2. Pourquoi chacun réagit-il différemment aux crises ? Pourquoi certains cèdent-ils au désespoir tandis que d’autres en ressortent grandis ?

La manière dont on réagit à une crise dépend fondamentalement de deux facteurs : de l’environnement, du soutien offert par la famille et les amis, bien sûr, mais aussi de la structure de la personnalité. Une personne ouverte, sociable et curieuse a souvent plus de facilités à prendre de nouvelles habitudes qu’une personne qui cherche à se raccrocher anxieusement à une routine. Des résultats d’études montrent que la plupart des personnes touchées par une crise la surmontent bien : environ un tiers d’entre elles sont capables de résister aux crises ou font preuve de résilience mentale. Près de la moitié sont certes un peu déboussolées au début, mais finissent par s’adapter à la nouvelle situation en deux à trois ans environ. Seule une minorité, ce qui représente environ 10 à 20 % des personnes selon l’événement, ne s’en remet pas.

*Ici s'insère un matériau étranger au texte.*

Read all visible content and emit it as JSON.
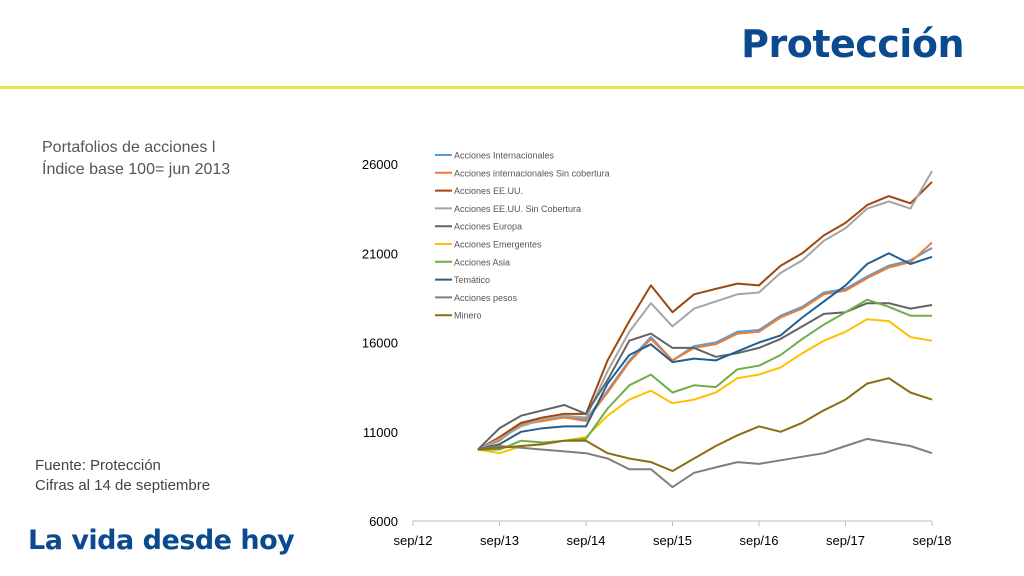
{
  "header": {
    "title": "Protección"
  },
  "left_panel": {
    "subtitle_line1": "Portafolios de acciones l",
    "subtitle_line2": "Índice base 100= jun 2013",
    "source_line1": "Fuente: Protección",
    "source_line2": "Cifras al 14 de septiembre"
  },
  "footer": {
    "slogan": "La vida desde hoy"
  },
  "colors": {
    "brand": "#0b4a8f",
    "accent_rule": "#e6e44a"
  },
  "chart_data": {
    "type": "line",
    "title": "",
    "xlabel": "",
    "ylabel": "",
    "ylim": [
      6000,
      26000
    ],
    "yticks": [
      6000,
      11000,
      16000,
      21000,
      26000
    ],
    "xticks": [
      "sep/12",
      "sep/13",
      "sep/14",
      "sep/15",
      "sep/16",
      "sep/17",
      "sep/18"
    ],
    "x": [
      "jun/13",
      "sep/13",
      "dic/13",
      "mar/14",
      "jun/14",
      "sep/14",
      "dic/14",
      "mar/15",
      "jun/15",
      "sep/15",
      "dic/15",
      "mar/16",
      "jun/16",
      "sep/16",
      "dic/16",
      "mar/17",
      "jun/17",
      "sep/17",
      "dic/17",
      "mar/18",
      "jun/18",
      "sep/18"
    ],
    "legend_position": "top-left",
    "grid": false,
    "series": [
      {
        "name": "Acciones Internacionales",
        "color": "#5b9bd5",
        "values": [
          10000,
          10600,
          11500,
          11700,
          11900,
          11700,
          13300,
          15000,
          16300,
          15000,
          15800,
          16000,
          16600,
          16700,
          17500,
          18000,
          18800,
          19000,
          19700,
          20300,
          20600,
          21300
        ]
      },
      {
        "name": "Acciones internacionales Sin cobertura",
        "color": "#ed7d31",
        "values": [
          10000,
          10500,
          11400,
          11600,
          11800,
          11600,
          13200,
          14900,
          16200,
          15000,
          15700,
          15900,
          16500,
          16600,
          17400,
          17900,
          18700,
          18900,
          19600,
          20200,
          20500,
          21600
        ]
      },
      {
        "name": "Acciones EE.UU.",
        "color": "#9e480e",
        "values": [
          10000,
          10700,
          11500,
          11800,
          12000,
          12000,
          15000,
          17200,
          19200,
          17700,
          18700,
          19000,
          19300,
          19200,
          20300,
          21000,
          22000,
          22700,
          23700,
          24200,
          23800,
          25000
        ]
      },
      {
        "name": "Acciones EE.UU. Sin Cobertura",
        "color": "#a5a5a5",
        "values": [
          10000,
          10600,
          11300,
          11700,
          11900,
          11800,
          14400,
          16600,
          18200,
          16900,
          17900,
          18300,
          18700,
          18800,
          19900,
          20600,
          21700,
          22400,
          23500,
          23900,
          23500,
          25600
        ]
      },
      {
        "name": "Acciones Europa",
        "color": "#636363",
        "values": [
          10000,
          11200,
          11900,
          12200,
          12500,
          12000,
          13900,
          16100,
          16500,
          15700,
          15700,
          15200,
          15400,
          15700,
          16200,
          16900,
          17600,
          17700,
          18200,
          18200,
          17900,
          18100
        ]
      },
      {
        "name": "Acciones Emergentes",
        "color": "#ffc000",
        "values": [
          10000,
          9800,
          10200,
          10300,
          10500,
          10700,
          11900,
          12800,
          13300,
          12600,
          12800,
          13200,
          14000,
          14200,
          14600,
          15400,
          16100,
          16600,
          17300,
          17200,
          16300,
          16100
        ]
      },
      {
        "name": "Acciones Asia",
        "color": "#70ad47",
        "values": [
          10000,
          10000,
          10500,
          10400,
          10500,
          10600,
          12300,
          13600,
          14200,
          13200,
          13600,
          13500,
          14500,
          14700,
          15300,
          16200,
          17000,
          17700,
          18400,
          18000,
          17500,
          17500
        ]
      },
      {
        "name": "Temático",
        "color": "#255e91",
        "values": [
          10000,
          10300,
          11000,
          11200,
          11300,
          11300,
          13700,
          15300,
          15900,
          14900,
          15100,
          15000,
          15500,
          16000,
          16400,
          17400,
          18300,
          19200,
          20400,
          21000,
          20400,
          20800
        ]
      },
      {
        "name": "Acciones pesos",
        "color": "#7f7f7f",
        "values": [
          10000,
          10200,
          10100,
          10000,
          9900,
          9800,
          9500,
          8900,
          8900,
          7900,
          8700,
          9000,
          9300,
          9200,
          9400,
          9600,
          9800,
          10200,
          10600,
          10400,
          10200,
          9800
        ]
      },
      {
        "name": "Minero",
        "color": "#8c6d14",
        "values": [
          10000,
          10100,
          10200,
          10300,
          10500,
          10500,
          9800,
          9500,
          9300,
          8800,
          9500,
          10200,
          10800,
          11300,
          11000,
          11500,
          12200,
          12800,
          13700,
          14000,
          13200,
          12800
        ]
      }
    ]
  }
}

3. On dit souvent « le temps guérit les blessures ». Que se passe-t-il réellement en nous ?

Toute personne confrontée à une crise ou arrivant à un tournant dans son existence doit s’adapter psychologiquement et s’ajuster à une nouvelle situation. Ce processus d’adaptation prend du temps, car il ne s’agit pas seulement de lâcher prise et de quitter quelque chose ou quelqu’un. Dire adieu à un être cher décédé ou à une profession exercée pendant de longues années et qui faisait l’identité de la personne. Il faut en même temps trouver une nouvelle identité et instaurer d’autres routines quotidiennes. Dans le passé, les scientifiques supposaient que ces différentes phases du processus de deuil ou d’adaptation se succédaient. Toutefois, les approches 

actuelles prennent de la distance avec cette logique séquentielle. Selon le modèle de double processus d’ajustement au deuil, ou « dual process model », en anglais, deux forces entrent en œuvre. Le travail de deuil se fait tourné vers le passé (orientation vers la perte ; loss-oriented), tandis que tout ce qui est tourné vers la restauration (restoration-oriented) assure une distraction. Lorsque nous digérons une perte, nous oscillons en permanence entre ces deux positions. Au début, la plupart d’entre nous est davantage tournée vers le passé. Mais avec le temps, l’orientation vers la restauration prend de plus en plus d’importance.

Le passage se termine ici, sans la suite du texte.